There are many pitfalls in designing overcurrent protection into a system, but why is it so confusing? Where does a design engineer learn that oversizing is necessary?
Maybe we can answer some of these questions by example.
Let’s assume the role of a newly hired, fresh-from-university electrical engineer. Our mentor wants us to determine the overcurrent protection for a control transformer in an electrical control panel for an industrial machine. Our machine has some signal lights, horns, rotating beacons, and a courtesy outlet that all need 120V AC. The machine will be supplied with 480V AC, so we’ll need a control transformer to make 120V AC. For our discussion, let’s say we need 10A of 120V AC.
If you take a quick look at this guide, 10A times 120V gives us 1,200VA. It gives us choices of 1,000VA or 1,500VA. 1,000VA is too small, so 1,500VA it is (which gives us some margin of error).
We’re building an industrial control panel and our mentor gave us a rule book to follow because municipal codes weren’t taught in university.

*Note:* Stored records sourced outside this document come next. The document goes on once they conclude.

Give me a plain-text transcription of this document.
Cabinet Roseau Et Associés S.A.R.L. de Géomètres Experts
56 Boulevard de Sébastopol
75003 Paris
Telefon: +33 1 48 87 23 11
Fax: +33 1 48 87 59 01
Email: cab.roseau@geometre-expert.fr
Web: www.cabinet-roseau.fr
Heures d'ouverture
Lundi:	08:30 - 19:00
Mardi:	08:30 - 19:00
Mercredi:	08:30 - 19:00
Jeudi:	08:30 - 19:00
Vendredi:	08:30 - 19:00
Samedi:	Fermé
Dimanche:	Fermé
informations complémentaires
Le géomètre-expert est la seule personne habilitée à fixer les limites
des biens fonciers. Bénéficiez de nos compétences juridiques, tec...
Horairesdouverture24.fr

The book we’re following is UL-508A, Underwriters Laboratories Inc. Standard for Safety Industrial Control Panels. To keep this example simple, we’re using the primary-only protection rules on page 84 of UL-508A, dated February, 2010. What current is the primary side of the transformer going to see? 1,500VA divided by 480V gives 3.125A. There’s a fuse-sizing chart at the bottom of the catalogue page for primary-only protection. The chart says 5A is the maximum. Why is there a difference?
Asking the mentor gets us a gruff “go find out about inrush.” Our mentor also reminds us there is a deadline to the project.
Inrush? Oh, at the top of the catalog page. Inrush. 3-10 TIMES steady-state current. That explains it. OK, so we need a 30A fuse. Then our eyes catch sight of the UL-508A book again. Better check that. Page 84, Primary-only protection. Our transformer draws a little over 3A, which from the chart shown means the maximum overcurrent protection can be 167 percent of the primary current. 3.125 times 1.67 gives 5.22A. How is that going to protect from inrush?
We’re a studious engineer; we’ve been reading Design News since being hired because we saw copies of it on the desks of all the senior engineers. We remember several articles about Littelfuse and their willingness to help with selection. A couple of telephone calls later, and we now have a 5A KLDR fuse from Littelfuse to protect our transformer.